(677b) In Situ/Operando Spectroscopic, Computational, and Kinetic Study of Ethanol Partial Oxidation on Au/TiO2 | AIChE

(677b) In Situ/Operando Spectroscopic, Computational, and Kinetic Study of Ethanol Partial Oxidation on Au/TiO2


Bravo-Suarez, J. - Presenter, The University of Kansas
Torres-Velasco, A., The University of Kansas
Patil, B., The University of Kansas
Zhu, H., The University of Kansas
Qi, Y., Stevens Institute of Technology
Podkolzin, S. G., Stevens Institute of Technology
This work focuses on understanding the mechanism of the vapor phase ethanol partial oxidation to acetaldehyde on Au/TiO2 in the temperature range of 220-265 oC, ethanol and oxygen partial pressures of 0.3-5 kPa and 0.3-30 kPa, respectively. Fixed bed reactor kinetic studies indicated fractional reaction rate orders of ethanol and oxygen of 0.52-0.72 and 0.31-0.36, respectively, and minimum promoting/co-adsorption effect of co-fed water. Isotopic ethanol experiments also evidenced the equilibrated dissociative adsorption of ethanol and a rate determining step (rds) dominated by the C-H cleavage of the ethoxy group. In situ UV-vis spectroscopy of Au plasmon shifts revealed that oxygen species adsorb preferentially at the Au-TiO2 support interface. A combination of operando UV-vis spectrokinetic analysis (from d-d transitions in the 900-100 nm region) of various charge transfer (CT) kinetic models combined with net CT changes derived from DFT calculations of adsorbed species on a Au5/Ti(101) surface ruled out molecular oxygen as active species in the rate limiting step, revealed adsorption of ethanol on Au and confirmed stabilization of oxygen species at the Au-TiO2 interface. Additionally, in situ isotopic ethanol-d6 modulation excitation--diffuse reflectance Fourier transform spectroscopy showed the presence of hydroxyls and ethanol derived intermediate species adsorbed on the Au/TiO2 surface. Overall, these results provide strong experimental and theoretical evidence for a kinetic model where ethanol adsorbs dissociatively on Au and diffuses near the Au-support interface where the ethoxide reacts with oxygen active species to form acetaldehyde in a rate limiting step.
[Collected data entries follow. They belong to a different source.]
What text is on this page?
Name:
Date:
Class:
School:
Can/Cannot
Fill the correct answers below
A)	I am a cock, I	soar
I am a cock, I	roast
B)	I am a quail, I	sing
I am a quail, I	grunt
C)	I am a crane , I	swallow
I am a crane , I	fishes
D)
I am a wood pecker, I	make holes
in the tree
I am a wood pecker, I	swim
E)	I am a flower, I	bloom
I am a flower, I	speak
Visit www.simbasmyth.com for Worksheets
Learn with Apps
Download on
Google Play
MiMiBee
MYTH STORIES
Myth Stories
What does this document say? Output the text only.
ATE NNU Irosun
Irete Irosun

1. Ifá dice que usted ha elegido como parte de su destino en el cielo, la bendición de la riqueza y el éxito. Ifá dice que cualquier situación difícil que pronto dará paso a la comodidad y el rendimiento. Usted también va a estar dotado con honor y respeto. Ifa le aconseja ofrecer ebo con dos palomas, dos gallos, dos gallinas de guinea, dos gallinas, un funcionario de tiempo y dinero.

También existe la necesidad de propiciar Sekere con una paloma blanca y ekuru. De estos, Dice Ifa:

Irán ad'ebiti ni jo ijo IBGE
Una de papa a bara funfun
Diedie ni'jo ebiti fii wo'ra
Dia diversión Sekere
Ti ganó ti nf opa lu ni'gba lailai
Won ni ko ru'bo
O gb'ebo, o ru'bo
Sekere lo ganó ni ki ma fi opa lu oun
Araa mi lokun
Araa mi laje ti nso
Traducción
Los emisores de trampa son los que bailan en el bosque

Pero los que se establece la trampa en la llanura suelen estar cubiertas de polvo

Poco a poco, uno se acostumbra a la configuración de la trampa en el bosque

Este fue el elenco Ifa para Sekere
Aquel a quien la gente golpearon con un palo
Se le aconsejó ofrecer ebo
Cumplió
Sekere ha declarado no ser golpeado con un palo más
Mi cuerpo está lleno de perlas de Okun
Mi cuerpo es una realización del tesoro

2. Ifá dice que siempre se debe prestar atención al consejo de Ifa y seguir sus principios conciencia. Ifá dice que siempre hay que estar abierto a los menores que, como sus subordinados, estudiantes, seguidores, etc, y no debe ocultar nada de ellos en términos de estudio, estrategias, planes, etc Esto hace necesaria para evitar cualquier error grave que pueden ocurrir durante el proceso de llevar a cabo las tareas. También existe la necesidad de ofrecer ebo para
Langmuir-Hinshelwood rate expressions based on dual active sites (Au and Au-TiO2 interface) where oxygen active species are composed of atomic O* (derived from HOO*), HO*, or HOO* species were found to be consistent with the UV-vis and DRIFTS spectroscopic and DFT calculation results while correlating well with the fixed bed reactor experimental observations at the studied reaction conditions.